Time is ticking for governments around the world to take meaningful action on two major issues facing the planet, global scientists warn.

A joint report by separate UN scientific bodies has urged leaders to follow through on tackling a pair of pressing problems: climate change and dwindling biodiversity.

They remain optimistic about the potential to simultaneously address the twin threats, but warn some fixes to warming could accelerate extinctions of plants and animals.

It's a catch-22 situation researchers and environmentalists are increasingly navigating.

A kangaroo hops across grass in Australia.
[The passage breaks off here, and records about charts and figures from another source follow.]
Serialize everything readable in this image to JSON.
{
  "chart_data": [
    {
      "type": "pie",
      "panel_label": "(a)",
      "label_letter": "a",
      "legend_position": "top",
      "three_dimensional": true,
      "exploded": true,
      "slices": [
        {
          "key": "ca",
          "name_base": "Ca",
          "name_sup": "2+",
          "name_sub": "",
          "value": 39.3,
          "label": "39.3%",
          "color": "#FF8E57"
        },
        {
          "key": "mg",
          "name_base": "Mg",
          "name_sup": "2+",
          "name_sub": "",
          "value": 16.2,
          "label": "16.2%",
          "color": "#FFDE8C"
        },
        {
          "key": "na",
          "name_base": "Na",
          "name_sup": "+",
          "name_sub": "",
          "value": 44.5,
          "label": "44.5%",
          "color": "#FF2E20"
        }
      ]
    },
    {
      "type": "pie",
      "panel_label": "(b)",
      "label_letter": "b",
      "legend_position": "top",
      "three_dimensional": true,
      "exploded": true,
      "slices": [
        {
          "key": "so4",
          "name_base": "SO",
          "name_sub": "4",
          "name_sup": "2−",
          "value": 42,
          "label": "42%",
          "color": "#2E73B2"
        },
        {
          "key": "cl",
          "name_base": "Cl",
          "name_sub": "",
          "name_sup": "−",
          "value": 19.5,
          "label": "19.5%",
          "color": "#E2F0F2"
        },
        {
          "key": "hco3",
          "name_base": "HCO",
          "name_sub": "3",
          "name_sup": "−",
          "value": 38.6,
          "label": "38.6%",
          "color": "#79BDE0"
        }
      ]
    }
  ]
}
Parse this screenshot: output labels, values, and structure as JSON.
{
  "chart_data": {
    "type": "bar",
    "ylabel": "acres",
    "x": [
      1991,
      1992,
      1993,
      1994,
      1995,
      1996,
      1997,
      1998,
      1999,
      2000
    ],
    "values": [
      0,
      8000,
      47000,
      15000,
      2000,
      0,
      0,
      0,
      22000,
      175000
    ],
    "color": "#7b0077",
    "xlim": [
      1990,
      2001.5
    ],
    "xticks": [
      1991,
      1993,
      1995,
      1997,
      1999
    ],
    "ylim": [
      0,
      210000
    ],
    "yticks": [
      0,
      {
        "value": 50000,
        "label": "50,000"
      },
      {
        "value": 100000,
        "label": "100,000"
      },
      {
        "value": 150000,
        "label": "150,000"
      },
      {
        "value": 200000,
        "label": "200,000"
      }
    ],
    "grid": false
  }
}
The UN has urged leaders to follow through on tackling a pair of pressing problems: climate change and dwindling biodiversity.
Australia will endure some of the worst effects of climate change, scientists warn. Source: Getty Images

For example, measures such as expansion of bioenergy crops like corn, or efforts to pull carbon dioxide from the air and bury it, could use so much land – twice the size of India - that the impact would be "fairly catastrophic on biodiversity", co-author and biologist Almut Arneth, at the Karlsruhe Institute of Technology in Germany, said.

Policy responses to climate change and biodiversity loss have long been siloed, with different government agencies responsible for each, co-author Pamela McElwee, a human ecologist at Rutgers University, added.

Shift to a more holistic approach

Like much of Earth's planetary systems, the problems are intertwined, worsen each other, and in the end hurt people, researchers wrote.

"Climate change and biodiversity loss are threatening human well-being as well as society," report co-chair Hans-Otto Portner, a German biologist who helps oversee the impacts group of the UN's Intergovernmental Panel on Climate Change, said.

Earth's naturally changing climate shaped what life developed, including humans, but once people in the industrialised world started pumping fossil fuels into the air, that triggered cascading problems, Dr Portner said.

A snail rides on the back of a turtle.
Species are losing habitat and number with worrying pace in some parts of the globe. Source: Getty Images

"It's high time to fix what we got wrong. The climate system is off-track and the biodiversity is suffering."

While some climate solutions can increase species loss, scientists said efforts to curb extinctions don't really harm the climate.

IPBES (Intergovernmental Science-Policy Platform on Biodiversity and Ecosystem Services) chair Ana Maria Hernandez Salgar stressed solutions such as nature preservation or restoration would only work in countering climate change and biodiversity loss if they were accompanied by sweeping cuts in man-made emissions.

"Transformative change in all parts of society and our economy is needed to stabilise our climate, stop biodiversity loss and chart a path to the sustainable future we want," she said.

"This will require us to address both crises together, in complementary ways."

While industrialisation has seen climate-affecting carbon emissions steadily rise, it has also resulted in an explosion of harmful chemicals affecting the natural world.

Prof Barbara Demeneix, a biologist and endocrinologist, and author of Toxic Cocktail: How Chemical Pollution Is Poisoning Our Brains, warns the growth of environmental contaminants will impact future generations.

"Chemical pollution has now reached unprecedented levels, with every child born today 'pre-contaminated' with hundreds of chemicals," she recently wrote in the Financial Times.

Aside from climate change, she describes growing chemical pollution and the loss of biodiversity as the "asteroid threats" facing the planet.